Quando mais pesquisa for necessário confirmar os resultados publicados hoje no jornal de FASEB, o uso de FITR poderia anunciar um rápido e uma forma facil para manchar sinais adiantados da infecção, cancro, e difícil diagnosticar circunstâncias neurológicas.

A pesquisa conduzida por professores Peter Colocação e Georges Fourier usado Grau transforma a espectroscopia (FTIR) infravermelha para detectar e caracterizar a liberação de microvesicles feitos sob medida submícron.

Produzido das membranas de pilha dos mamíferos, os microvesicles jogam um papel em uma comunicação da pilha e levam uma “carga” do RNA, do ADN, das proteínas, dos lipidos e das outras biomoléculas que se usam para mudar dramàtica a bioquímica de outras pilhas.

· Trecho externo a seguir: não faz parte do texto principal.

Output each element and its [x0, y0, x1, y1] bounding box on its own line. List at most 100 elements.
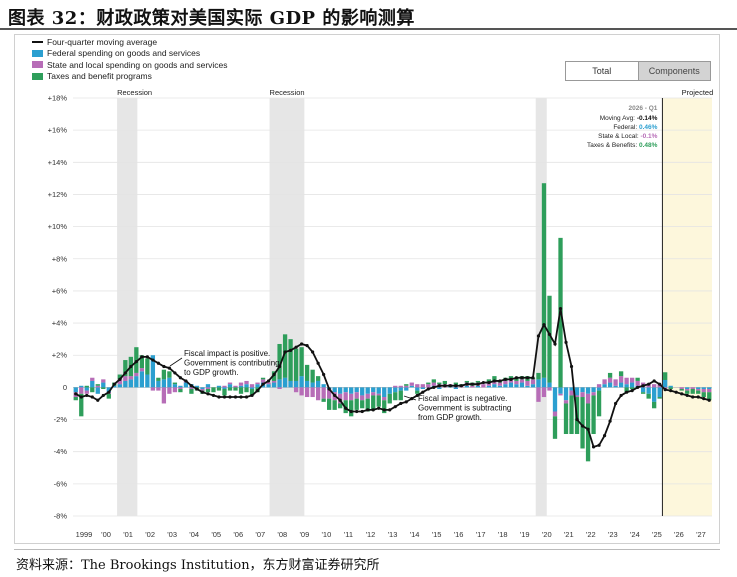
bar-segment: [293, 348, 299, 381]
moving-average-point: [349, 409, 353, 414]
source-note: 资料来源：The Brookings Institution，东方财富证券研究所: [16, 558, 380, 573]
tooltip-row: Federal: 0.46%: [613, 124, 657, 131]
bar-segment: [90, 387, 95, 393]
view-toggle: Total Components: [565, 61, 711, 81]
bar-segment: [640, 392, 646, 394]
bar-segment: [73, 387, 78, 393]
bar-segment: [365, 393, 370, 399]
bar-segment: [640, 387, 646, 393]
bar-segment: [530, 384, 536, 388]
tooltip-row-value: -0.14%: [637, 115, 658, 122]
bar-segment: [365, 398, 370, 412]
moving-average-point: [123, 371, 127, 375]
bar-segment: [145, 374, 150, 388]
tooltip-header: 2026 - Q1: [629, 105, 658, 112]
x-tick-label: '03: [167, 530, 177, 539]
bar-segment: [679, 388, 684, 391]
bar-segment: [525, 380, 530, 386]
moving-average-point: [195, 387, 199, 391]
bar-segment: [420, 384, 425, 388]
axes-layer: -8% -6% -4% -2% 0 +2% +4% +6% +8% +10% +12% +14% +16…: [48, 94, 706, 540]
bar-segment: [222, 387, 227, 389]
moving-average-point: [553, 342, 557, 346]
x-tick-label: '15: [432, 530, 442, 539]
moving-average-point: [619, 393, 623, 398]
total-toggle-button[interactable]: Total: [566, 62, 638, 80]
bar-segment: [470, 385, 475, 388]
bar-segment: [101, 382, 106, 388]
recession-band: [117, 98, 138, 516]
moving-average-point: [630, 389, 634, 393]
bar-segment: [304, 380, 310, 388]
bar-segment: [508, 376, 514, 380]
bar-segment: [707, 392, 712, 401]
bar-segment: [393, 387, 398, 393]
y-tick-label: +16%: [48, 126, 68, 135]
tooltip-row: Taxes & Benefits: 0.48%: [587, 142, 658, 149]
bar-segment: [536, 379, 541, 388]
bar-segment: [618, 382, 624, 388]
moving-average-point: [613, 401, 618, 406]
bar-segment: [128, 376, 133, 380]
bar-segment: [519, 382, 525, 388]
projected-band: [662, 98, 712, 516]
bar-segment: [310, 387, 315, 398]
bar-segment: [321, 398, 326, 402]
bar-segment: [299, 376, 304, 388]
moving-average-point: [90, 395, 94, 399]
moving-average-point: [421, 390, 425, 394]
bar-segment: [205, 388, 211, 393]
bar-segment: [123, 380, 128, 388]
bar-segment: [200, 387, 205, 389]
bar-segment: [189, 388, 194, 394]
negative-note-line: Fiscal impact is negative.: [418, 394, 507, 403]
x-tick-label: '05: [211, 530, 221, 539]
bar-segment: [282, 334, 288, 378]
bar-segment: [255, 384, 260, 388]
y-tick-label: +10%: [48, 222, 68, 231]
bar-segment: [624, 377, 629, 385]
moving-average-point: [443, 384, 447, 388]
moving-average-point: [558, 307, 563, 311]
bar-segment: [79, 393, 84, 417]
moving-average-point: [415, 393, 419, 398]
moving-average-point: [107, 390, 111, 394]
bar-segment: [167, 387, 172, 394]
figure-title-bar: 图表 32：财政政策对美国实际 GDP 的影响测算: [0, 0, 737, 30]
bar-segment: [514, 377, 519, 381]
bar-segment: [310, 382, 315, 388]
moving-average-layer: [74, 307, 711, 449]
legend-label-taxes-benefits: Taxes and benefit programs: [47, 71, 152, 82]
bar-segment: [585, 393, 591, 404]
moving-average-point: [300, 342, 304, 346]
projected-label: Projected: [682, 88, 714, 97]
legend-label-federal: Federal spending on goods and services: [47, 48, 201, 59]
bar-segment: [277, 343, 282, 380]
moving-average-point: [327, 387, 331, 391]
bar-segment: [569, 390, 574, 396]
moving-average-point: [140, 355, 144, 359]
bar-segment: [585, 387, 591, 394]
x-tick-label: '21: [564, 530, 574, 539]
bar-segment: [607, 377, 613, 383]
moving-average-point: [591, 445, 596, 449]
bar-segment: [696, 387, 701, 389]
bar-segment: [580, 397, 585, 449]
components-toggle-button[interactable]: Components: [637, 62, 710, 80]
bar-segment: [271, 382, 277, 388]
moving-average-point: [151, 358, 155, 362]
moving-average-point: [74, 392, 78, 396]
x-tick-label: '19: [520, 530, 530, 539]
moving-average-point: [129, 364, 133, 369]
moving-average-point: [255, 389, 260, 393]
bar-segment: [398, 387, 403, 391]
bar-segment: [552, 387, 558, 412]
x-tick-label: '07: [255, 530, 265, 539]
bar-segment: [514, 380, 519, 385]
bar-segment: [194, 385, 200, 388]
legend-swatch-taxes-benefits: [32, 72, 43, 80]
bar-segment: [646, 384, 651, 388]
y-tick-label: +6%: [52, 286, 68, 295]
bar-segment: [338, 403, 343, 409]
bar-segment: [464, 385, 470, 388]
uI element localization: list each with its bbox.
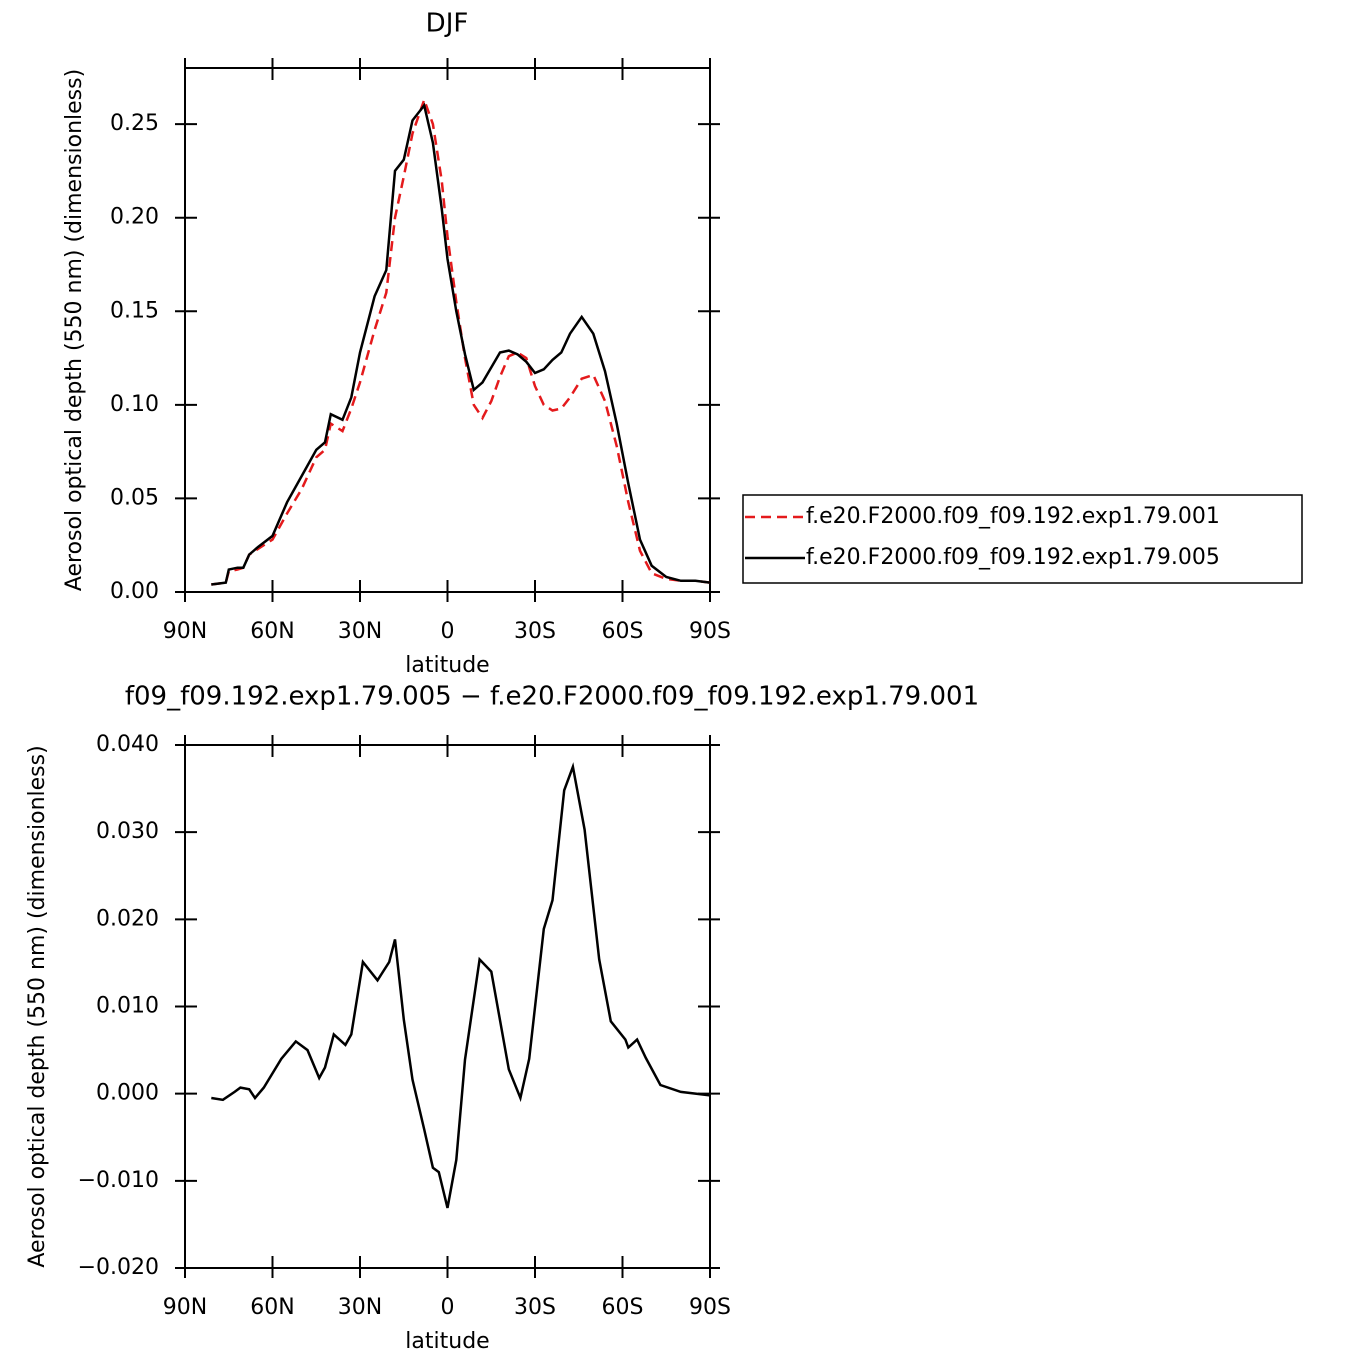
x-tick-label: 90S [689,619,731,644]
legend-box [742,494,1303,584]
y-tick-label: 0.030 [96,819,159,844]
y-tick-label: −0.020 [78,1255,159,1280]
y-tick-label: 0.20 [110,205,159,230]
y-tick-label: 0.05 [110,485,159,510]
y-tick-label: 0.25 [110,111,159,136]
y-axis-label: Aerosol optical depth (550 nm) (dimensio… [25,745,50,1267]
plot-frame [184,744,711,1269]
x-tick-label: 90N [163,619,207,644]
x-tick-label: 60N [250,619,294,644]
data-line [211,102,711,586]
y-tick-label: −0.010 [78,1168,159,1193]
y-tick-label: 0.15 [110,298,159,323]
x-tick-label: 60N [250,1295,294,1320]
data-line [211,96,711,586]
x-tick-label: 30N [338,619,382,644]
y-tick-label: 0.010 [96,994,159,1019]
x-tick-label: 0 [441,619,455,644]
x-tick-label: 30S [514,1295,556,1320]
x-tick-label: 30S [514,619,556,644]
chart-title: DJF [426,9,469,39]
plot-frame [184,67,711,593]
x-tick-label: 90S [689,1295,731,1320]
x-tick-label: 0 [441,1295,455,1320]
chart-title: f09_f09.192.exp1.79.005 − f.e20.F2000.f0… [125,682,979,712]
y-axis-label: Aerosol optical depth (550 nm) (dimensio… [62,69,87,591]
x-axis-label: latitude [405,1329,489,1354]
x-tick-label: 30N [338,1295,382,1320]
y-tick-label: 0.10 [110,392,159,417]
y-tick-label: 0.000 [96,1081,159,1106]
y-tick-label: 0.020 [96,906,159,931]
x-axis-label: latitude [405,653,489,678]
x-tick-label: 60S [602,1295,644,1320]
data-line [211,762,711,1209]
x-tick-label: 90N [163,1295,207,1320]
x-tick-label: 60S [602,619,644,644]
legend-label: f.e20.F2000.f09_f09.192.exp1.79.005 [806,545,1220,570]
legend-label: f.e20.F2000.f09_f09.192.exp1.79.001 [806,504,1220,529]
y-tick-label: 0.00 [110,579,159,604]
y-tick-label: 0.040 [96,732,159,757]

Microvesicles é envolvido na fisiologia normal mas liberado na circulação sanguínea a níveis mais altos durante a fase de revelação aguda e adiantada de muitas doenças. São igualmente vectores poderosos e mediadores da doença, assim que detectar mudanças em seus número e bioquímica poderia ser útil para manchar mecanismos da revelação adiantada das doenças.

Os pesquisadores usaram FTIR para monitorar mudanças microvesicle-biomoleculares nos glóbulos brancos, conhecidos como monocytes, eles estimularam com um componente das bactérias mortais chamadas lipopolysaccharide, comparando as mudanças àqueles em glóbulos brancos saudáveis, uninfected.

Lipopolysaccahride das várias bactérias pode alcançar o sangue e causar choque séptico, uma complicação risco de vida da sepsia onde a infecção-resposta do corpo pode ferir tecidos e órgãos.

“Nós encontramos um aumento triplo no número de microvesicles dos glóbulos brancos estimulados com lipopolysaccharide que pontos a um papel pathophysiological para estes microvesicles na infecção bacteriana e em sua resposta imune subseqüente,” disse o co-autor Georges Grau do estudo na universidade da unidade vascular da imunologia de Sydney e no instituto de Marie Bashir para doenças infecciosas.

“Nós igualmente vimos mudanças biomoleculares claras - mais lipidos e proteínas - nos microvesicles produzidos pelos glóbulos brancos estimulados pelos lipopolysaccharides, comparados àqueles produzidos descansando os glóbulos brancos.”

Os pesquisadores igualmente descobriram que a maioria da “carga” do RNA, do ADN, dos lipidos e das proteínas liberados pelos glóbulos brancos estiveram contidas dentro destes microvesicles.

“Isto é muito importante desde que há um esforço de pesquisa enorme que olha o RNA, o ADN e proteínas de circulação no sangue porque os diagnósticos das doenças e dos nossos resultados indicam que estão levados na maior parte dentro estes microvesicles,” disseram o autor superior, professor Peter Colocação na escola da universidade da química e da facilidade vibracional do núcleo da espectroscopia.

“Em vários aspectos, os microvesicles liberados sob a estimulação bacteriana durante um episódio infeccioso são como vírus por meio de que o índice do lipido e os aumentos e as proteínas alterados parecem projetados invadir e mudar a bioquímica de pilhas de alvo liberando seus ADN e RNA.

“Este uso da espectroscopia de FTIR analisar microvesicles fornece uma maneira nova caracteriza as diferenças biomoleculares neste modelo da pilha-microvesicle branca choque-induzida séptica do sangue e poderia facilmente ser aplicado a outros modelos da liberação do microvesicle, notàvel em uma escala de doenças inflamatórios.”

Esta pesquisa é um projecto da universidade da saúde do AINST de Sydney e do programa da capitânia da medicina. Aponta descobrir aspectos novos de doenças humanas e de caminhos novos para a droga que visa da miríade dos nanovesicles biológicos endógenos liberados pelo sistema imunitário em resposta às doenças infecciosas e não-infecciosas.